In partnership with fellow developers Robert Roskamp and Howard Silverman, Feibush plans to replace the bulk of the existing 170,000-square-foot factory with “176 apartments above 22,000 square feet of retail space along Washington Avenue in a five-story structure. The mixed-use development would incorporate a section of the existing property at 22nd Street. Plans also include a pedestrian throughway with twenty condo duplexes and a 176-space underground parking garage. The city issued a zoning permit for the building’s demolition on Friday, about a month after classifying the building as imminently dangerous, Adelman reports. The permit does not allow Feibush to demolish the section of the building from which its iconic smokestack rises thanks to a designation on the National Register of Historic Places that became official in January. 

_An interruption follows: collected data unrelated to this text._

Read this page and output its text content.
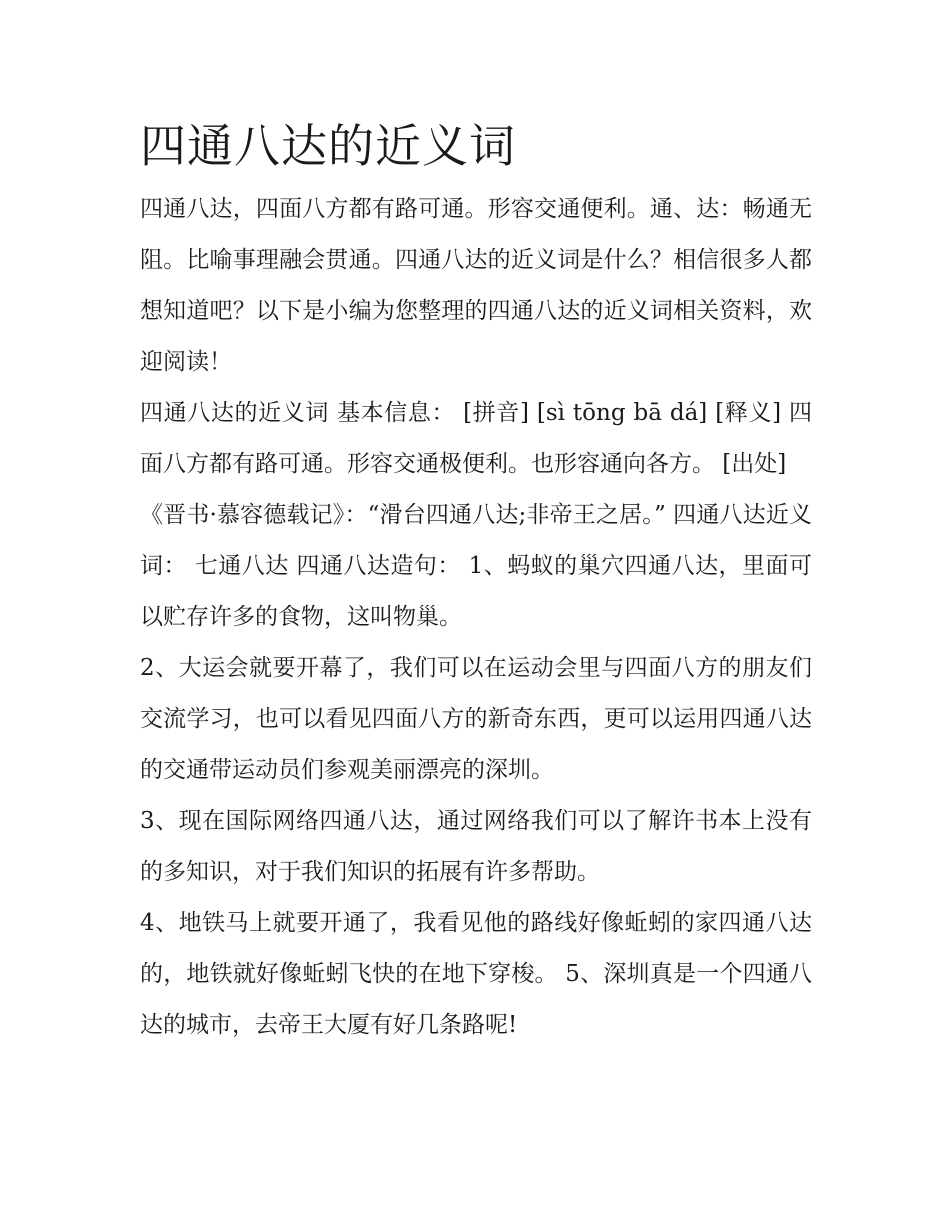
四通八达的近义词

四通八达，四面八方都有路可通。形容交通便利。通、达：畅通无阻。比喻事理融会贯通。四通八达的近义词是什么？相信很多人都想知道吧？以下是小编为您整理的四通八达的近义词相关资料，欢迎阅读！

四通八达的近义词 基本信息： [拼音] [sì tōng bā dá] [释义] 四面八方都有路可通。形容交通极便利。也形容通向各方。 [出处]

《晋书·慕容德载记》：“滑台四通八达;非帝王之居。” 四通八达近义词： 七通八达 四通八达造句： 1、蚂蚁的巢穴四通八达，里面可以贮存许多的食物，这叫物巢。

2、大运会就要开幕了，我们可以在运动会里与四面八方的朋友们交流学习，也可以看见四面八方的新奇东西，更可以运用四通八达的交通带运动员们参观美丽漂亮的深圳。

3、现在国际网络四通八达，通过网络我们可以了解许书本上没有的多知识，对于我们知识的拓展有许多帮助。

4、地铁马上就要开通了，我看见他的路线好像蚯蚓的家四通八达的，地铁就好像蚯蚓飞快的在地下穿梭。 5、深圳真是一个四通八达的城市，去帝王大厦有好几条路呢!
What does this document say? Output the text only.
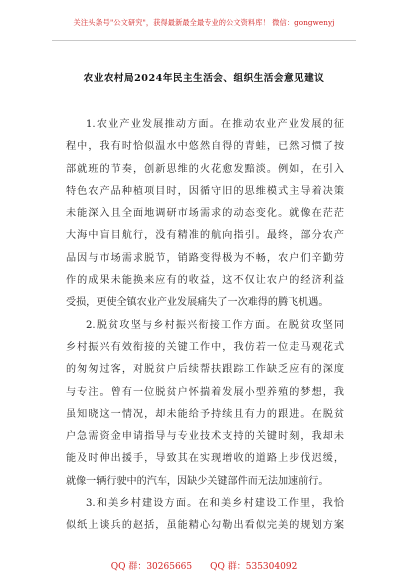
关注头条号"公文研究"，获得最新最全最专业的公文资料库！ 微信：gongwenyj
农业农村局2024年民主生活会、组织生活会意见建议
1.农业产业发展推动方面。在推动农业产业发展的征
程中，我有时恰似温水中悠然自得的青蛙，已然习惯了按
部就班的节奏，创新思维的火花愈发黯淡。例如，在引入
特色农产品种植项目时，因循守旧的思维模式主导着决策
未能深入且全面地调研市场需求的动态变化。就像在茫茫
大海中盲目航行，没有精准的航向指引。最终，部分农产
品因与市场需求脱节，销路变得极为不畅，农户们辛勤劳
作的成果未能换来应有的收益，这不仅让农户的经济利益
受损，更使全镇农业产业发展痛失了一次难得的腾飞机遇。
2.脱贫攻坚与乡村振兴衔接工作方面。在脱贫攻坚同
乡村振兴有效衔接的关键工作中，我仿若一位走马观花式
的匆匆过客，对脱贫户后续帮扶跟踪工作缺乏应有的深度
与专注。曾有一位脱贫户怀揣着发展小型养殖的梦想，我
虽知晓这一情况，却未能给予持续且有力的跟进。在脱贫
户急需资金申请指导与专业技术支持的关键时刻，我却未
能及时伸出援手，导致其在实现增收的道路上步伐迟缓，
就像一辆行驶中的汽车，因缺少关键部件而无法加速前行。
3.和美乡村建设方面。在和美乡村建设工作里，我恰
似纸上谈兵的赵括，虽能精心勾勒出看似完美的规划方案
QQ 群：30265665 QQ 群：535304092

Feibush, who purchased the 2.3-acre site for $15.5 million, insists that there is “insatiable demand” for higher-end mixed-use development. His target audience is renters who want to be centrally-located but can’t quite afford the luxury-level accommodations in Center City. In other words, the same people he has drawn to renovated rowhomes in gentrified Graduate Hospital and gentrifying Point Breeze.The developer, who operates his real estate firm out of a large storefront on Washington Avenue has been on a campaign for years to transform the auto-oriented industrial corridor into a dense, walkable, residential area. 

 “I see [this proposal] as the single most important development that can occur for Point Breeze and Graduate Hospital,” Feibush told Adelman.  “[Washington Avenue] is the true connective tissue between both neighborhoods.”

PSA: Announcing SEPTA Key External Retail Network

SEPTA has launched its new External Retail Network for SEPTA Key, the transit authority announced.  The External Retail locations expand the availability of Key beyond transit stations, bus loop fare kiosks, and SEPTA sales offices. This initial launch includes more than 100 locations, with the goal to grow to approximately 1,500 locations that include grocery stores, pharmacies, and local convenience stores. Jim Saksa reported that SEPTA recently announced that a $4.95 fee will apply for the purchase of a new Key Card.